The results of a recently published study suggest that insecticides affect bees and strawberries in undesirable ways.

Bees are an important part of many crops, including strawberries. Though strawberries are self-pollinating, it has long been known that when pollinators like honeybees visit strawberry flowers, the resulting fruit is bigger and more uniform in shape. According to a Growing Produce article, a recent study from Lund University in Sweden suggested that insecticides affect bees and strawberries in undesirable ways. Read the details below.

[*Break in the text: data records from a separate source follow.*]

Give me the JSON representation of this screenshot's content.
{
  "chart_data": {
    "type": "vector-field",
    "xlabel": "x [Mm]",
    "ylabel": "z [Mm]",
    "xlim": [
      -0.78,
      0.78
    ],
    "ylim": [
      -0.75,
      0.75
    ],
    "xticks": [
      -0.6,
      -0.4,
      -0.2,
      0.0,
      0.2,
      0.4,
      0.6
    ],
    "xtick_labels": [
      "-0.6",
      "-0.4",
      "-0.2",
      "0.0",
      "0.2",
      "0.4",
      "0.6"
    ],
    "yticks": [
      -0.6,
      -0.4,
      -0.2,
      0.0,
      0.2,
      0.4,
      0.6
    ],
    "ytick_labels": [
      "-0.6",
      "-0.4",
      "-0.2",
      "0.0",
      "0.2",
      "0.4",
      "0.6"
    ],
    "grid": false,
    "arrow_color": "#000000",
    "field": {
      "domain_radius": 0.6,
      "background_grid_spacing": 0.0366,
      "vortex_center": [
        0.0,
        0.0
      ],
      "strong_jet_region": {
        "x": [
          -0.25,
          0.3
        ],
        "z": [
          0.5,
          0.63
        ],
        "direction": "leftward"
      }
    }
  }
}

Details of Insecticides Affect Bees and Strawberries

The research, which was published in September in PLOS ONE, had two takeaways. The first was that insecticides affect bees by making them slower. According to the article, Lina Herbertsson, a Biology Researcher with Lund University said, “We studied bees that ingested clothianidin, a pesticide that was previously used in rapeseed to control flea beetles. Our study indicates that substance made the bees slower and impaired their ability to pollinate the strawberry flowers.”  

The second takeaway was that plants treated with clothianidin had smaller strawberries than those not treated. While the researchers maintained that they did not know for sure why the strawberries were smaller, it seemed there was a connection between the smaller strawberries and the clothianidin treatment causing bees to be slower and less adept at pollinating the plants. “In our study we did not identify the cause for the lower strawberry weight, and after only having performed a single study under rather special circumstances, we also don’t know if this is a general pattern,” Herbertsson said.